Your children, who have friends they play with, will not understand why dad seems to be alone most of the time. The example you set for them regarding friends is an important lesson. Whether it’s a positive or negative one is entirely up to you.

How do I know so much about being friendless? I was without authentic friends until I turned forty, when I’d grown weary of watching other men connect on a level I simply wasn’t able to. I decided that no matter the pain associated with making friends, the pain of not having any was worse.

Making friends isn’t easy, particularly authentic friends who you can absolutely trust to be there for you in your moment of need. Trust is the keyword that defines authentic friendship. Trust is what allows men to be open and honest without fear of reprisal or recrimination.

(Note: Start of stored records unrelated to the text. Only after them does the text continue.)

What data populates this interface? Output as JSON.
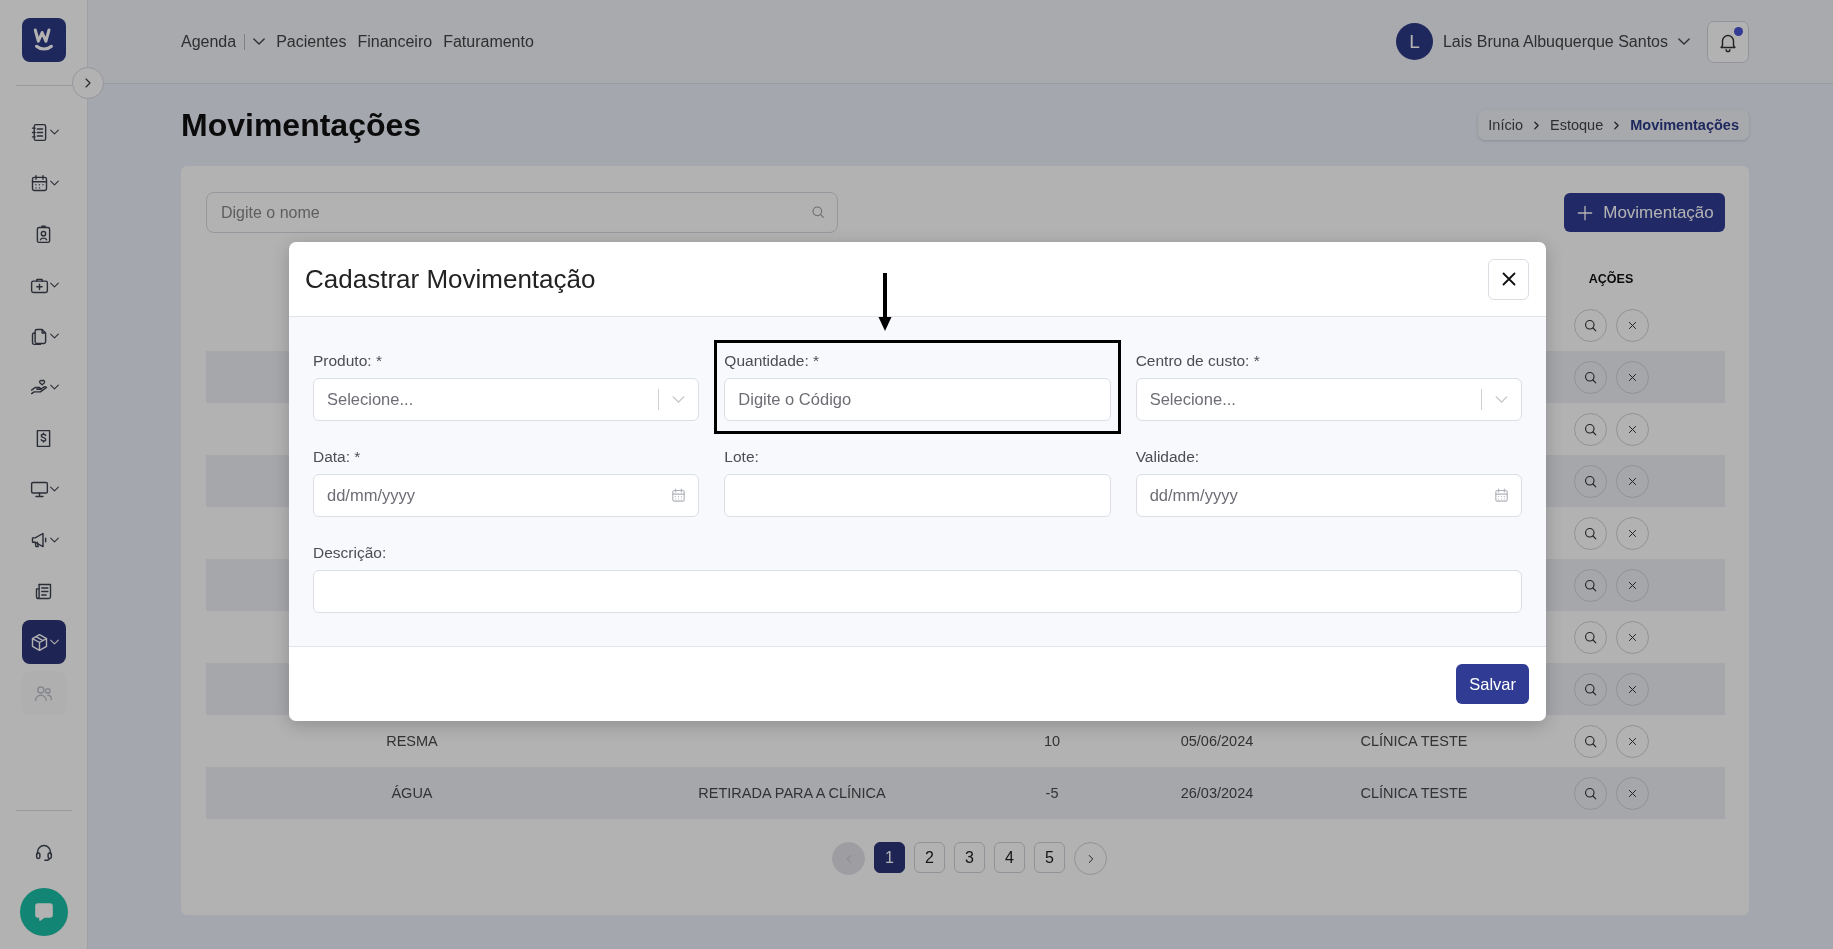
{
  "sidebar": {
    "items": [
      {
        "kind": "notebook",
        "has_caret": true,
        "selected": false,
        "disabled": false
      },
      {
        "kind": "calendar",
        "has_caret": true,
        "selected": false,
        "disabled": false
      },
      {
        "kind": "id-badge",
        "has_caret": false,
        "selected": false,
        "disabled": false
      },
      {
        "kind": "medical-bag",
        "has_caret": true,
        "selected": false,
        "disabled": false
      },
      {
        "kind": "files",
        "has_caret": true,
        "selected": false,
        "disabled": false
      },
      {
        "kind": "hand-heart",
        "has_caret": true,
        "selected": false,
        "disabled": false
      },
      {
        "kind": "receipt",
        "has_caret": false,
        "selected": false,
        "disabled": false
      },
      {
        "kind": "monitor",
        "has_caret": true,
        "selected": false,
        "disabled": false
      },
      {
        "kind": "megaphone",
        "has_caret": true,
        "selected": false,
        "disabled": false
      },
      {
        "kind": "newspaper",
        "has_caret": false,
        "selected": false,
        "disabled": false
      },
      {
        "kind": "box",
        "has_caret": true,
        "selected": true,
        "disabled": false
      },
      {
        "kind": "users",
        "has_caret": false,
        "selected": false,
        "disabled": true
      }
    ]
  },
  "topbar": {
    "nav": [
      {
        "label": "Agenda",
        "has_dropdown": true
      },
      {
        "label": "Pacientes",
        "has_dropdown": false
      },
      {
        "label": "Financeiro",
        "has_dropdown": false
      },
      {
        "label": "Faturamento",
        "has_dropdown": false
      }
    ],
    "user": {
      "initial": "L",
      "name": "Lais Bruna Albuquerque Santos"
    },
    "notifications": {
      "unread": true
    }
  },
  "page": {
    "title": "Movimentações",
    "breadcrumbs": [
      {
        "label": "Início",
        "current": false
      },
      {
        "label": "Estoque",
        "current": false
      },
      {
        "label": "Movimentações",
        "current": true
      }
    ]
  },
  "list": {
    "search": {
      "placeholder": "Digite o nome"
    },
    "add_button": "Movimentação",
    "table": {
      "actions_header": "AÇÕES",
      "rows": [
        {},
        {},
        {},
        {},
        {},
        {},
        {},
        {},
        {
          "column_1": "RESMA",
          "column_3": "10",
          "column_4": "05/06/2024",
          "column_5": "CLÍNICA TESTE"
        },
        {
          "column_1": "ÁGUA",
          "column_2": "RETIRADA PARA A CLÍNICA",
          "column_3": "-5",
          "column_4": "26/03/2024",
          "column_5": "CLÍNICA TESTE"
        }
      ]
    },
    "pagination": {
      "prev_disabled": true,
      "pages": [
        {
          "label": "1",
          "selected": true
        },
        {
          "label": "2",
          "selected": false
        },
        {
          "label": "3",
          "selected": false
        },
        {
          "label": "4",
          "selected": false
        },
        {
          "label": "5",
          "selected": false
        }
      ]
    }
  },
  "modal": {
    "title": "Cadastrar Movimentação",
    "fields": [
      {
        "kind": "select",
        "label": "Produto: *",
        "placeholder": "Selecione...",
        "highlighted": false,
        "wide": false
      },
      {
        "kind": "text",
        "label": "Quantidade: *",
        "placeholder": "Digite o Código",
        "highlighted": true,
        "wide": false
      },
      {
        "kind": "select",
        "label": "Centro de custo: *",
        "placeholder": "Selecione...",
        "highlighted": false,
        "wide": false
      },
      {
        "kind": "date",
        "label": "Data: *",
        "placeholder": "dd/mm/yyyy",
        "highlighted": false,
        "wide": false
      },
      {
        "kind": "text",
        "label": "Lote:",
        "highlighted": false,
        "wide": false
      },
      {
        "kind": "date",
        "label": "Validade:",
        "placeholder": "dd/mm/yyyy",
        "highlighted": false,
        "wide": false
      },
      {
        "kind": "text",
        "label": "Descrição:",
        "highlighted": false,
        "wide": true
      }
    ],
    "save_button": "Salvar"
  }
}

I have a half dozen authentic men friends now, guys who I trust without pause or consideration. These men rose to the occasion when my youngest son died and never left my side. They supported me through the worst time I’d ever experienced, without ever missing a beat. My friends provided the kind of comfort and warmth only possible through trust and love.

Where did I find such honorable and trustworthy men? I started a men’s group nearly two decades ago. While we’ve experienced men who are not trustworthy or capable of love, we’ve hung in together and brought new men into the group to replace them. Nothing could prevent any of us from being emotionally available to one another. Our trust in each other is absolute.

We never give advice, but offer our own experiences instead. The words, “you should”, have been replaced by, “here’s what I did when faced with your dilemma”. The difference is profound. It’s the difference between the nonsense men tell each other standing at a bar drinking together, and the invaluable information men share from their hearts. Which is more valid? It’s obvious.

If you know any men who might be interested in digging deeper into their lives, ask them to join with you a few times a month to talk about helping each other work through your issues. Eight men is sufficient. More becomes cumbersome. This might save your life down the road, but at a minimum, will enrich your life enormously.

Act like a man!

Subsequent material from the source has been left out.